For any woman with concerns regarding her breast, whether it is a new lump, pain, discharge, or another concerning finding, reaching out to your physician care team is always the best option. It is never a bad idea to have your concerns evaluated by your trusted clinician. My goal is to provide the wonderful women of this community an increased knowledge of breast disease. With this increased understanding, women can take charge of their health, and can be empowered to seek further answers. Ultimately we can find and treat any breast cancer while it is in an early stage, and give every woman with the diagnosis of breast cancer a chance at a 100% cure.
Dr. Amanda Burns is a General and Breast Surgeon with Munroe Medical Group and has offices located in Ocala and Lady Lake. She can be reached at 352-671-1202, and is currently accepting patients and can offer next day appointments. She can also be reached by email at firstname.lastname@example.org. If you have any questions, comments, or concerns please do not hesitate to call or email.
Perform a monthly self-examination
Women should perform a self breast-exam each month and any changes or abnormalities should be discussed with a doctor or physician.
1) In the Shower
Using the pads of your fingers, move around your entire breast in a circular pattern moving from the outside to the center, checking the entire breast and armpit area. Check both breasts each month feeling for any lump, thickening, or hardened knot. Notice any changes and get lumps evaluated by your healthcare provider.
2) In Front of a Mirror
Visually inspect your breasts with your arms at your sides. Next, raise your arms high overhead. Look for any changes in the contour, any swelling, or dimpling of the skin, or changes in the nipples. Next, rest your palms on your hips and press firmly to flex your chest muscles.

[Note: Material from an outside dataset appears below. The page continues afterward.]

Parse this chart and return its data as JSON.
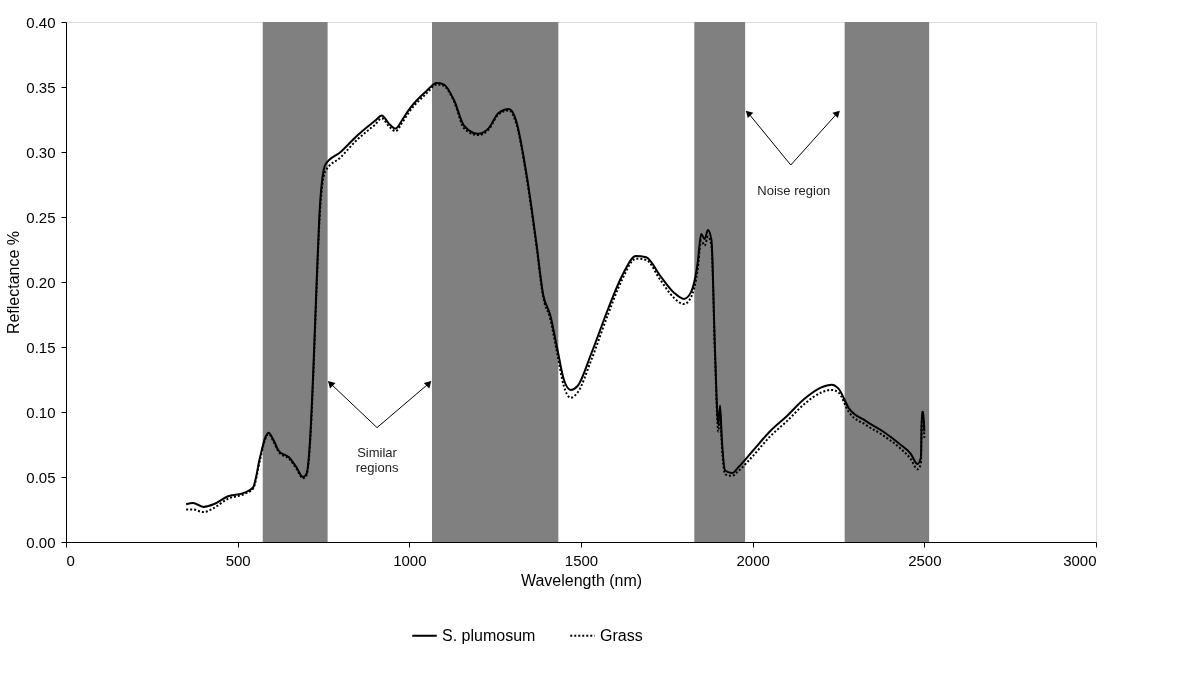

Left and right breasts will not exactly match—few women’s breasts do, so look for any dimpling, puckering, or changes, particularly on one side.
3) Lying Down
When lying down, the breast tissue spreads out evenly along the chest wall. Place a pillow under your right shoulder and your right arm behind your head.
Using your left hand, move the pads of your fingers around your right breast gently in small circular motions covering the entire breast area and armpit. Use light, medium, and firm pressure. Squeeze the nipple; check for discharge and lumps. Repeat these steps for your left breast.